[md PATCH 15/15] MD: use per-cpu counter for writes_pending

public inbox for linux-raid@vger.kernel.org
 help / color / mirror / Atom feed

From: NeilBrown <neilb@suse.com>
To: Shaohua Li <shli@kernel.org>
Cc: linux-raid@vger.kernel.org, hch@lst.de
Subject: [md PATCH 15/15] MD: use per-cpu counter for writes_pending
Date: Wed, 15 Mar 2017 14:05:14 +1100	[thread overview]
Message-ID: <148954711465.18641.8222940807591984069.stgit@noble> (raw)
In-Reply-To: <148954692173.18641.1294690639716682540.stgit@noble>

The 'writes_pending' counter is used to determine when the
array is stable so that it can be marked in the superblock
as "Clean".  Consequently it needs to be updated frequently
but only checked for zero occasionally.  Recent changes to
raid5 cause the count to be updated even more often - once
per 4K rather than once per bio.  This provided
justification for making the updates more efficient.

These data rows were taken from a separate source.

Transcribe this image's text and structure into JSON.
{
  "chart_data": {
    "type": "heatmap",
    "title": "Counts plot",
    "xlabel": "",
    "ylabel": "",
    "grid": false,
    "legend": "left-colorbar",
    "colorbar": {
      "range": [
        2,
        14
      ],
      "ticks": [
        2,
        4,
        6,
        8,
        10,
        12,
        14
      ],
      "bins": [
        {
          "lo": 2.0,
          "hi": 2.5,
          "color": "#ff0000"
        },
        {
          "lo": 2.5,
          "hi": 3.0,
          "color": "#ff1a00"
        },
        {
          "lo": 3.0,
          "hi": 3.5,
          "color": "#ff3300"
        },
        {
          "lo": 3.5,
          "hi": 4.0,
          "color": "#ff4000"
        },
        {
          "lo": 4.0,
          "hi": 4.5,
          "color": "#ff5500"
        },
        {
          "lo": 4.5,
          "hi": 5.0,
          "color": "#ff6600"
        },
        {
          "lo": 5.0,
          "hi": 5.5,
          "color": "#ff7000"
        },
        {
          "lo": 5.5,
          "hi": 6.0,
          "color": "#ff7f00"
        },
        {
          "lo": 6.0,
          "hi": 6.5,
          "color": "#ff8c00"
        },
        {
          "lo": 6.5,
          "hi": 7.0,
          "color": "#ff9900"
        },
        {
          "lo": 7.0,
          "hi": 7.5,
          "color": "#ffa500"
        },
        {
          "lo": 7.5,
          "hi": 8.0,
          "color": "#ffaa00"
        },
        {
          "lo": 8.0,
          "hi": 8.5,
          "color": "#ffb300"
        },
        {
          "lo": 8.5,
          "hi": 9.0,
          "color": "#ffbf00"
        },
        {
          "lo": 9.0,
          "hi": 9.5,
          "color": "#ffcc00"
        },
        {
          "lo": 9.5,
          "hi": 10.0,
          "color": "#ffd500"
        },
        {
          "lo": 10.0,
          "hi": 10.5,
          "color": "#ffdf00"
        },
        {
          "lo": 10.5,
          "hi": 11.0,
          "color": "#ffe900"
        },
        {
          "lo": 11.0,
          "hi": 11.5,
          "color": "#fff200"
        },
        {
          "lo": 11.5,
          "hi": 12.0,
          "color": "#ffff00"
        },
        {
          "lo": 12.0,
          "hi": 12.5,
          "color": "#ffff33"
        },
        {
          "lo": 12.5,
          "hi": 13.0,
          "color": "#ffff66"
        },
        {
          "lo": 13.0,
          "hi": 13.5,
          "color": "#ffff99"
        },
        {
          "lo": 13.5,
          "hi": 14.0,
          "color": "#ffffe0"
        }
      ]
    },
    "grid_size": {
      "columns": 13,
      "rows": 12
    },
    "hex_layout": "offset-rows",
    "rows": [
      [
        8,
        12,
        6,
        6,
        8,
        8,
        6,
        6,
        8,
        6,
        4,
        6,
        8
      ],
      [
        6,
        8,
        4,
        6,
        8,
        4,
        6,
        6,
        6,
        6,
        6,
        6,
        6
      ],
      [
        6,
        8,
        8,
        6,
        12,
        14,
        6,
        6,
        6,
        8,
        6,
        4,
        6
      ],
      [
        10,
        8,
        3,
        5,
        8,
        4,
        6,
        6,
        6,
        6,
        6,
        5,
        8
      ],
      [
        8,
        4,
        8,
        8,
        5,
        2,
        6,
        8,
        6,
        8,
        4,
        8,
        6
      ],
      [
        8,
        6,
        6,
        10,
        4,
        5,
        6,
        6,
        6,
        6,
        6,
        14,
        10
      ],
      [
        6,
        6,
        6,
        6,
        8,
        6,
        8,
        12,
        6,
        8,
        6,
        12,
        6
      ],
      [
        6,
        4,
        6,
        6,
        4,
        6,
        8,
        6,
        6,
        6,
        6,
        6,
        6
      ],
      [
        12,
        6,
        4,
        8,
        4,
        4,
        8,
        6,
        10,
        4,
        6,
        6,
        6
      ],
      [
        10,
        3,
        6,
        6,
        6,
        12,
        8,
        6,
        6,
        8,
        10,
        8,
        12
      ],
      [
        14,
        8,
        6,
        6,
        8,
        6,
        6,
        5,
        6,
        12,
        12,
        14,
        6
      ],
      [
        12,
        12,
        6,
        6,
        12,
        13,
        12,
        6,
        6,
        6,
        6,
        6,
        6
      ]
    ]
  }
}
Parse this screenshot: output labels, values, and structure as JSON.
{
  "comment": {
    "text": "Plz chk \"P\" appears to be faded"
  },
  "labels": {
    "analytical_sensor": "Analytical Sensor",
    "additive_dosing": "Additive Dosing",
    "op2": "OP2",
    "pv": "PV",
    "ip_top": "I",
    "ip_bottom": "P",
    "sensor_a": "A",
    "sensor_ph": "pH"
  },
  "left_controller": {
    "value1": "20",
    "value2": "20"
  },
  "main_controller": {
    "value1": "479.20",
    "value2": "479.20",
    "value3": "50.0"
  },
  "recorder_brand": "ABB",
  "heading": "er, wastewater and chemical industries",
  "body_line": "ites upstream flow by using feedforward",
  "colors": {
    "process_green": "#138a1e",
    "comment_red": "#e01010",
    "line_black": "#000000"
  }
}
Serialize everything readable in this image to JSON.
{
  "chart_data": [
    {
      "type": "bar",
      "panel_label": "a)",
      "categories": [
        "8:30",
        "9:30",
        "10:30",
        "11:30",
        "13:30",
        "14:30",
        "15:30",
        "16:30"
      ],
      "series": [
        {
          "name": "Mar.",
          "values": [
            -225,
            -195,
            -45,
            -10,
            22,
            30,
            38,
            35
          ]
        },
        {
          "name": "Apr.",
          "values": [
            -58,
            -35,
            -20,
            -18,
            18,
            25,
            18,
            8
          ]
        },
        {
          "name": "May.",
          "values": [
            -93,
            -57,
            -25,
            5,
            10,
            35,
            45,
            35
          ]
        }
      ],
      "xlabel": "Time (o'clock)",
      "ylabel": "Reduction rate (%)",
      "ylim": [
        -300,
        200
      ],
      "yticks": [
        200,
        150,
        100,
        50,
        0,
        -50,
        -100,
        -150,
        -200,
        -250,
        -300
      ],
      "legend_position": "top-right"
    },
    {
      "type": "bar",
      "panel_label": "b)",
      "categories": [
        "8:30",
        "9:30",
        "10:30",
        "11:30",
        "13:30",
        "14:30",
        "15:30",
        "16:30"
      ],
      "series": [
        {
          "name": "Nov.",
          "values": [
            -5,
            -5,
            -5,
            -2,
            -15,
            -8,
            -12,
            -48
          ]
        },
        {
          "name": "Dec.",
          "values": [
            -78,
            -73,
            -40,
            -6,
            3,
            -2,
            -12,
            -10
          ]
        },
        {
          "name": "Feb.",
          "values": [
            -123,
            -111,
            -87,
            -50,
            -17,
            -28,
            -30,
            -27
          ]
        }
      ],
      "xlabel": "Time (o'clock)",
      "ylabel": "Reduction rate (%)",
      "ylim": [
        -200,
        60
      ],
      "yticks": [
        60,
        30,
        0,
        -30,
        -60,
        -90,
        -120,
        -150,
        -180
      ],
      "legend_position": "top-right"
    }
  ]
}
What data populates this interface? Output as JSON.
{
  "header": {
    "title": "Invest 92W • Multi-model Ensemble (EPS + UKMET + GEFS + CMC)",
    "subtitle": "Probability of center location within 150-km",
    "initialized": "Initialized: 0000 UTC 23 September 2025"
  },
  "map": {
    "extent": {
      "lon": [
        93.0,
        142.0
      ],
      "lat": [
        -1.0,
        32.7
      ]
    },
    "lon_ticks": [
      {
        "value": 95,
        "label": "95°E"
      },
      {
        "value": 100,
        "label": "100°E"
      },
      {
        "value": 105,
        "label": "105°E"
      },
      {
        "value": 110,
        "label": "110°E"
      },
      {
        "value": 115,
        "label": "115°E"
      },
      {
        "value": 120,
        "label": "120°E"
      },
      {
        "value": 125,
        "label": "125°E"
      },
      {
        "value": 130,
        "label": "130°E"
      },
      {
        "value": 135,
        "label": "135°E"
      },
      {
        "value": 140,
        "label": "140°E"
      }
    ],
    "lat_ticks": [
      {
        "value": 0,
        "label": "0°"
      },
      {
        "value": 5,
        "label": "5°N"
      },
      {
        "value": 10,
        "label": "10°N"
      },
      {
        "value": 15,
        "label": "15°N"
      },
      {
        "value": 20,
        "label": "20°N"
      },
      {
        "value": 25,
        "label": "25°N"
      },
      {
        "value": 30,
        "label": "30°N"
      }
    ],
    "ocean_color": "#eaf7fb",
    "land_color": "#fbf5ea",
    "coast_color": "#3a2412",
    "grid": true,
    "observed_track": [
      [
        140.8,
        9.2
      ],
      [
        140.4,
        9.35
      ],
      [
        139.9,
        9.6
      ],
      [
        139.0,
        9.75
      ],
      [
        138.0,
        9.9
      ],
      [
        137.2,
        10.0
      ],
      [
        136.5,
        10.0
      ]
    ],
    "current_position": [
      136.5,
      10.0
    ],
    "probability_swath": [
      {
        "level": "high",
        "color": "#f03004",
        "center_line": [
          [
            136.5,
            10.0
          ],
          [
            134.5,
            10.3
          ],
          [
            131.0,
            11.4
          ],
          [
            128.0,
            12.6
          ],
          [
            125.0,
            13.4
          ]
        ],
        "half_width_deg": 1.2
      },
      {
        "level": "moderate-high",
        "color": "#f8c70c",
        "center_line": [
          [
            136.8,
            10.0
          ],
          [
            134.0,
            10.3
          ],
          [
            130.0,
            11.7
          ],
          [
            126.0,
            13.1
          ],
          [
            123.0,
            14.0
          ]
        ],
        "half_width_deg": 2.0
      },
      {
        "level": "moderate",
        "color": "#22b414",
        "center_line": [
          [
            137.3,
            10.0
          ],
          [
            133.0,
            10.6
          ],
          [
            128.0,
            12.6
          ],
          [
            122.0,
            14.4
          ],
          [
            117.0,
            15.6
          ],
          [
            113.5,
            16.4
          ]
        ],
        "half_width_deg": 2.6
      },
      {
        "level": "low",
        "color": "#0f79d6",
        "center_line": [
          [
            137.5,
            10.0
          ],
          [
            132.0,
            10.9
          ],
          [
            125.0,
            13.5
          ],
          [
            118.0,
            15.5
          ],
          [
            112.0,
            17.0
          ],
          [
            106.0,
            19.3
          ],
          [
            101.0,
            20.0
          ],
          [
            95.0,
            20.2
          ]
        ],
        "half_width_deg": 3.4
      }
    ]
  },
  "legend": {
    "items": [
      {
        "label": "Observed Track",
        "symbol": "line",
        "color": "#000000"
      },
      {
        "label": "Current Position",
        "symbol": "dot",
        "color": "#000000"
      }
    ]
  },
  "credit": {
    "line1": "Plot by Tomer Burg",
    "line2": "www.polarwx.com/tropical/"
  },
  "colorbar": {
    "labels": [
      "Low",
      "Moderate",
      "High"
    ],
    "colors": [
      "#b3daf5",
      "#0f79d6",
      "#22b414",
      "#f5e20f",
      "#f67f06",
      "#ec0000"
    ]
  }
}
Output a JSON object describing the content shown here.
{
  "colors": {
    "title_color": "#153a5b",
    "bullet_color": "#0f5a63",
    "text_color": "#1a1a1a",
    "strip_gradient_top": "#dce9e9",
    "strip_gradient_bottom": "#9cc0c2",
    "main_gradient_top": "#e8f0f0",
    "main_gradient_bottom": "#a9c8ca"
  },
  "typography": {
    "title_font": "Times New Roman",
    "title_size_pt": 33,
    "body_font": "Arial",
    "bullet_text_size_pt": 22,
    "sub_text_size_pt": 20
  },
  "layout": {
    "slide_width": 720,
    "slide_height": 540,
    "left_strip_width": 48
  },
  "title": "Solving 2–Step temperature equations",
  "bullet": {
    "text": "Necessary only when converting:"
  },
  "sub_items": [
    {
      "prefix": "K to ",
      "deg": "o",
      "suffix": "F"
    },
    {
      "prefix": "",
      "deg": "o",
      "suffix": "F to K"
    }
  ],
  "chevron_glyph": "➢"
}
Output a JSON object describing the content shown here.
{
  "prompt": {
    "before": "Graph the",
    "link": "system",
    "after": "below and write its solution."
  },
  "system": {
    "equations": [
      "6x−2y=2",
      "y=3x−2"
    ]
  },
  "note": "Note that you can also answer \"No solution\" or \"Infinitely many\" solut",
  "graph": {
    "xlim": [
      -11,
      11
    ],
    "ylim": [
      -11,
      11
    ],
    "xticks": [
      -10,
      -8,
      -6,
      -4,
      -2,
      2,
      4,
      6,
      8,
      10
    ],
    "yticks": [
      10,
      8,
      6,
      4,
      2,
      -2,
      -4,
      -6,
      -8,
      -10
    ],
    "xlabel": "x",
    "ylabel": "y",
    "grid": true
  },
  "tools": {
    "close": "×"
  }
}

So we replace the atomic counter a percpu-refcount.
This can be incremented and decremented cheaply most of the
time, and can be switched to "atomic" mode when more
precise counting is needed.  As it is possible for multiple
threads to want a precise count, we introduce a
"sync_checker" counter to count the number of threads
in "set_in_sync()", and only switch the refcount back
to percpu mode when that is zero.

We need to be careful about races between set_in_sync()
setting ->in_sync to 1, and md_write_start() setting it
to zero.  md_write_start() holds the rcu_read_lock()
while checking if the refcount is in percpu mode.  If
it is, then we know a switch to 'atomic' will not happen until
after we call rcu_read_unlock(), in which case set_in_sync()
will see the elevated count, and not set in_sync to 1.
If it is not in percpu mode, we take the mddev->lock to
ensure proper synchronization.

It is no longer possible to quickly check if the count is zero, which
we previously did to update a timer or to schedule the md_thread.
So now we do these every time we decrement that counter, but make
sure they are fast.

mod_timer() already optimizes the case where the timeout value doesn't
actually change.  We leverage that further by always rounding off the
jiffies to the timeout value.  This may delay the marking of 'clean'
slightly, but ensure we only perform atomic operation here when absolutely
needed.

md_wakeup_thread() current always calls wake_up(), even if
THREAD_WAKEUP is already set.  That too can be optimised to avoid
calls to wake_up().

Signed-off-by: NeilBrown <neilb@suse.com>
---
 drivers/md/md.c |   70 +++++++++++++++++++++++++++++++++++++------------------
 drivers/md/md.h |    3 ++
 2 files changed, 49 insertions(+), 24 deletions(-)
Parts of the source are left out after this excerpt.